Não era um grande mistério descobrir os significados dos horários alheios. Uns eram o horário de entrada do trabalho, outros o do almoço e alguns ainda o de saída, a maioria pelo o que pude ver. Os pais de familia tinham o horário quebrado, possivelmente o exata hora em que chegavam em casa e viam a esposa e filhos... ou a amante, vai saber.
Já em casa vi que o de meu pai marcava meio-dia, sem surpresas, todos sabiam da questão que ele fazia do almoço em familia. Poderia ser meia-noite também, mas não me interessou muito lucrubar sobre o que se passava em seu quarto com a minha mãe nesse horário. Foi então que pensei que o meu poderia muito bem sinalizar três e pouco da madrugada... o que não ajudou muito. Alguns pensamentos dão em becos sem saída.
Meu irmão caçula jogava videogame na sala com um amigo, seu pequeno pulso revelava um relógio de plástico, daqueles porta-balinhas. Pensei nas crianças, essas não costumavam usar relógios, ao menos não os de verdade. O que faz sentido, pois nosso relógios adultos não fazem justiça ao tempo das crianças, as regras são outras.
Não não, elas se sentem traídas quando arriscam jogar por nossas regras. A hora nunca passa nas aulas de matemática, mas a tarde corre solta quando aproveitada na casa do amiguinho. Alguns até usam relógios, o amigo de meu irmão mesmo usava um marcando o início do desenho. Estes provavelmente contarão cedo primeiros fios de cabelo branco.
Suspirei por minha infância e o tempo em que também eu tinha uma relação rebelde com o tempo, que essas crianças seguissem não sabendo o significado de ser crianças, pois é justo esse: não saber. Que apreveitassem ao não saber que tem de aproveitar, a obrigação tira a graça de qualquer brincadeira. A garganta secou de tanta saudade.
Fui à cozinha beber um copo d'água e ver minha mãe preparar a janta, estava quase na hora segundo o inabalável relógio da cozinha. Esse seguia adiante, seus ponteiros ainda marchavam. É o tempo dos adultos do qual me referia, faltou dizer que até aos adultos assusta. Independente de meu relógio de pulso antigo, ele continuava a correr.

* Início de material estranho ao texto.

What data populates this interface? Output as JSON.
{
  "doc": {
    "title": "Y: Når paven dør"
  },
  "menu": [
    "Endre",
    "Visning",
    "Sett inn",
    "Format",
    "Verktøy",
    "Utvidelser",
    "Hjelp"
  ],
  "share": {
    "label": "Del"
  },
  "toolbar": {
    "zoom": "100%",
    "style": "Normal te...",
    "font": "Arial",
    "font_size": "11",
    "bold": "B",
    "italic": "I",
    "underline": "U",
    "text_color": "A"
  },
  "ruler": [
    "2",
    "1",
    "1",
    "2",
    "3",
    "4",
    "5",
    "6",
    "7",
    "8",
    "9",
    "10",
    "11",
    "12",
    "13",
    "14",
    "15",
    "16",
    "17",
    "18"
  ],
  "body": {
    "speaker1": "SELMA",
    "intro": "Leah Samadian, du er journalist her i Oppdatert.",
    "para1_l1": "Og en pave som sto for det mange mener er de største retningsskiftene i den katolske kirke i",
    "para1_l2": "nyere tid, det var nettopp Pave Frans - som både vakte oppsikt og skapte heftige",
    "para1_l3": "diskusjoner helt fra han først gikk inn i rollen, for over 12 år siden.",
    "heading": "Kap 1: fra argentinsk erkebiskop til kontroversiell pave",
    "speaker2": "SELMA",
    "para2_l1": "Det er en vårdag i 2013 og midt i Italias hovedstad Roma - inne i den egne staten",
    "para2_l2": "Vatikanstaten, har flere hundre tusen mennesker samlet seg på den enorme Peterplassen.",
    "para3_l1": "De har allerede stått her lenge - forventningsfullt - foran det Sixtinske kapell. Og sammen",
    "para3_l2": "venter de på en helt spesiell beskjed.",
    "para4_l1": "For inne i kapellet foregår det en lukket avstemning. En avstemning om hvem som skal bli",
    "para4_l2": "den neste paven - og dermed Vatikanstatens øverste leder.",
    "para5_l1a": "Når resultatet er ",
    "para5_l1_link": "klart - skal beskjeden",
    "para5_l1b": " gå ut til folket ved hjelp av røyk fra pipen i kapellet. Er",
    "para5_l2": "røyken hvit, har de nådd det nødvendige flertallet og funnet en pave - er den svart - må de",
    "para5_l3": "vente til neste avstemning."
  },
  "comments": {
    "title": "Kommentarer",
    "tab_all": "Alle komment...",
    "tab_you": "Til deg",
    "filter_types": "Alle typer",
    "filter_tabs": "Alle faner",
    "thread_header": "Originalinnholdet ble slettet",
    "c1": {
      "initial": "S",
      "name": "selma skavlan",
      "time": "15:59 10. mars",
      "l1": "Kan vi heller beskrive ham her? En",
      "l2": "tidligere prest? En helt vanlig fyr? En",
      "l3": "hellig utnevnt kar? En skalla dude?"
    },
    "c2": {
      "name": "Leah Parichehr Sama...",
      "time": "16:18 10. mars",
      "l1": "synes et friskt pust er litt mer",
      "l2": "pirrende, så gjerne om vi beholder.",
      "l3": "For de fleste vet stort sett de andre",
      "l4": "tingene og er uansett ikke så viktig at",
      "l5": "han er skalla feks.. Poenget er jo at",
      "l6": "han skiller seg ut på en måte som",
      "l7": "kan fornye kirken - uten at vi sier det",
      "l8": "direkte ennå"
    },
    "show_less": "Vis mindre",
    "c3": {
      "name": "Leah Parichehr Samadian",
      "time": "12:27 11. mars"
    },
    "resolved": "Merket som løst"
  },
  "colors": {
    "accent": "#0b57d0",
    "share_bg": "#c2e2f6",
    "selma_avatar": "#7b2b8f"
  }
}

Sentado a mesa, desfrutei de um momento de tranquilidade repentino. Foi um dia cheio, foram meses cansativos e uma vida tediosa, mas sempre existiram momentos e momentos. Alí, vendo minha mãe cozinhar, ouvindo meu irmão jogando na sala (e o barulho de meu pai se juntando a ele), eu estava em paz. Não chequei mais o relógio de pulso antigo, não precisava, pois sabia: era hora de seguir em frente.